La problématique apparaît dès la section sur Vaux-le-Vicomte : “expérimenter la grandeur”, mais l’argumentation reste implicite. Cette grandeur est l’un des facteurs de l’absolutisme incarné par Louis XIV, et on aurait aimé savoir comment elle travaille l’oeuvre de Silvestre : de la manipulation des papiers à dessiner, sans oublier l’adaptation de presses de si grande taille, à la réception et l’usage des gravures par les contemporains de l’artiste.

Il n’y a que Van der Meulen qui s’attelle, comme Silvestre, à de si grands travaux en Europe. D’ailleurs, la confrontation avec les dessins des deux artistes est captivante en ce qu’elle révèle les différences artistiques sur fond de rivalité politique entre ministres. Spectaculaire !

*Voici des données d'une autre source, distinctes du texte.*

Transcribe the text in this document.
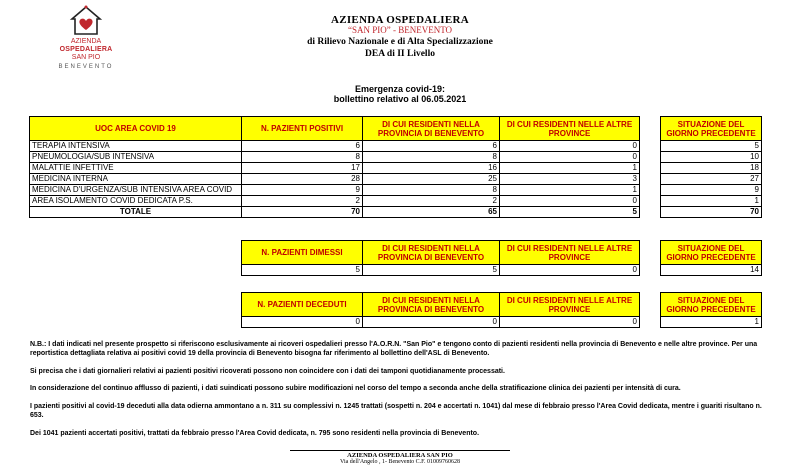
AZIENDA
OSPEDALIERA
SAN PIO
BENEVENTO
AZIENDA OSPEDALIERA
“SAN PIO” - BENEVENTO
di Rilievo Nazionale e di Alta Specializzazione
DEA di II Livello
Emergenza covid-19:
bollettino relativo al 06.05.2021
UOC AREA COVID 19	N. PAZIENTI POSITIVI	DI CUI RESIDENTI NELLA PROVINCIA DI BENEVENTO	DI CUI RESIDENTI NELLE ALTRE PROVINCE		SITUAZIONE DEL GIORNO PRECEDENTE
TERAPIA INTENSIVA	6	6	0		5
PNEUMOLOGIA/SUB INTENSIVA	8	8	0		10
MALATTIE INFETTIVE	17	16	1		18
MEDICINA INTERNA	28	25	3		27
MEDICINA D'URGENZA/SUB INTENSIVA AREA COVID	9	8	1		9
AREA ISOLAMENTO COVID DEDICATA P.S.	2	2	0		1
TOTALE	70	65	5		70
N. PAZIENTI DIMESSI	DI CUI RESIDENTI NELLA PROVINCIA DI BENEVENTO	DI CUI RESIDENTI NELLE ALTRE PROVINCE		SITUAZIONE DEL GIORNO PRECEDENTE
5	5	0		14
N. PAZIENTI DECEDUTI	DI CUI RESIDENTI NELLA PROVINCIA DI BENEVENTO	DI CUI RESIDENTI NELLE ALTRE PROVINCE		SITUAZIONE DEL GIORNO PRECEDENTE
0	0	0		1
N.B.: I dati indicati nel presente prospetto si riferiscono esclusivamente ai ricoveri ospedalieri presso l'A.O.R.N. "San Pio" e tengono conto di pazienti residenti nella provincia di Benevento e nelle altre province. Per una reportistica dettagliata relativa ai positivi covid 19 della provincia di Benevento bisogna far riferimento al bollettino dell'ASL di Benevento.
Si precisa che i dati giornalieri relativi ai pazienti positivi ricoverati possono non coincidere con i dati dei tamponi quotidianamente processati.
In considerazione del continuo afflusso di pazienti, i dati suindicati possono subire modificazioni nel corso del tempo a seconda anche della stratificazione clinica dei pazienti per intensità di cura.
I pazienti positivi al covid-19 deceduti alla data odierna ammontano a n. 311 su complessivi n. 1245 trattati (sospetti n. 204 e accertati n. 1041) dal mese di febbraio presso l'Area Covid dedicata, mentre i guariti risultano n. 653.
Dei 1041 pazienti accertati positivi, trattati da febbraio presso l'Area Covid dedicata, n. 795 sono residenti nella provincia di Benevento.
AZIENDA OSPEDALIERA SAN PIO
Via dell'Angelo , 1- Benevento C.F. 01009760628
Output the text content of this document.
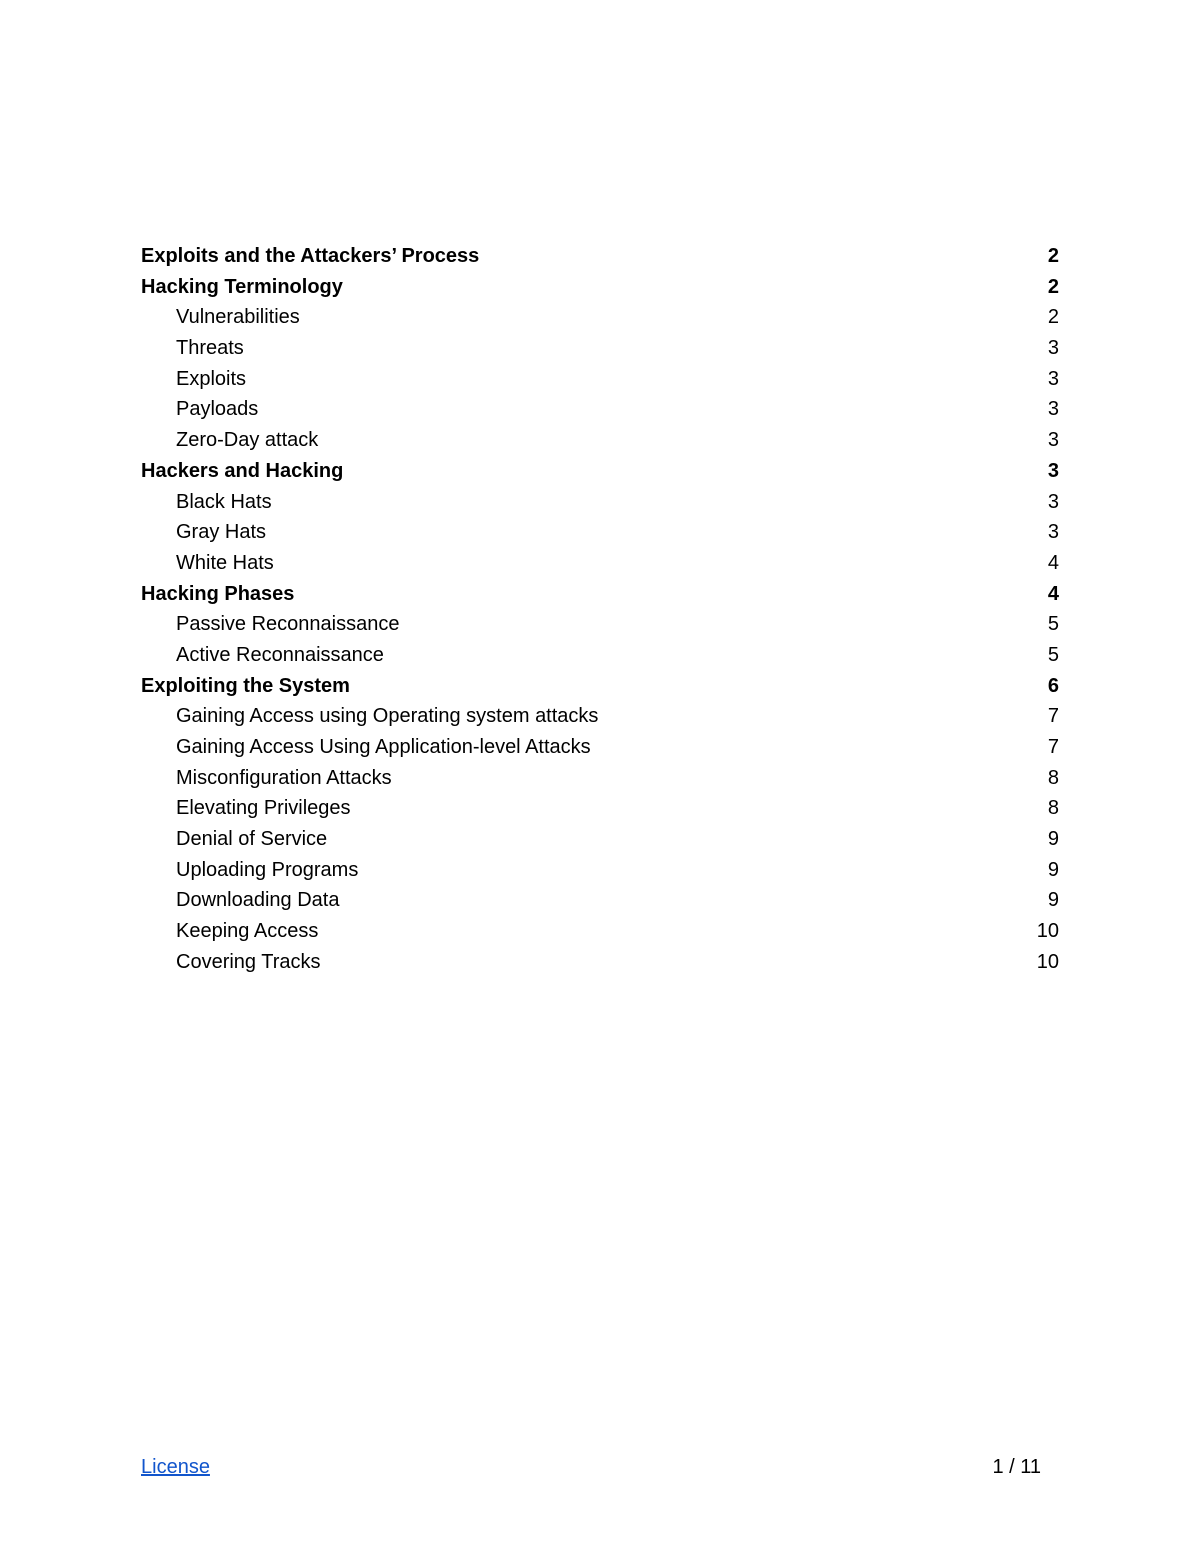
Exploits and the Attackers’ Process	2
Hacking Terminology	2
Vulnerabilities	2
Threats	3
Exploits	3
Payloads	3
Zero-Day attack	3
Hackers and Hacking	3
Black Hats	3
Gray Hats	3
White Hats	4
Hacking Phases	4
Passive Reconnaissance	5
Active Reconnaissance	5
Exploiting the System	6
Gaining Access using Operating system attacks	7
Gaining Access Using Application-level Attacks	7
Misconfiguration Attacks	8
Elevating Privileges	8
Denial of Service	9
Uploading Programs	9
Downloading Data	9
Keeping Access	10
Covering Tracks	10
License	1 / 11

Ajoutons que la grandeur, l’échelle, le monumental et même le “colossal” font l’objet de recherches universitaires, citons les plus récentes :

– Les journées d’études Le colossal en Europe à l’époque moderne. Enjeux et pratiques organisées par Olivier Bonfait, Sébastien Bontemps et Anne Lepoittevin, en décembre 2017.

– La thèse de Sarah Grandin, doctorante à l’université de Harvard, intitulée “To Scale: Manufacturing Grandeur in the Age of Louis XIV”.

Puisque l’exposition du Louvre nous a permis de revoir un bel artiste, on attend avec impatience la parution de l’article de Marianne Grivel : « Éloge d’un graveur paresseux. Israël Silvestre (1621-1691) », in Mélanges en l’honneur de Claude Mignot, sous la direction d’Alexandre Gady, Paris, Presses de l’université Paris-Sorbonne.

Bénédicte Gady montrant un détail.
Photo prise par le service de communication du musée du Louvre, avec uniquement des adhérents de l’association (le hasard fait bien les choses). Merci !

Cet article a été réalisé suite à l’invitation du musée du Louvre, à une visite privée et guidée par Bénédicte Gady et Juliette Trey. Qu’elles trouvent ici l’expression de toute mon amitié.

Informations pratiques :

La France vue du Grand Siècle – Dessins d’Israël Silvestre (1621-1691)

Paris, musée du Louvre

Rotonde Sully

15 mars – 25 juin 2018

Commissaires de l’exposition : Bénédicte Gady, musée des Arts décoratifs et Juliette Trey, musée du Louvre.

Catalogue de l’exposition, coédition musée du Louvre éditions / Liénart éditions. 29 €.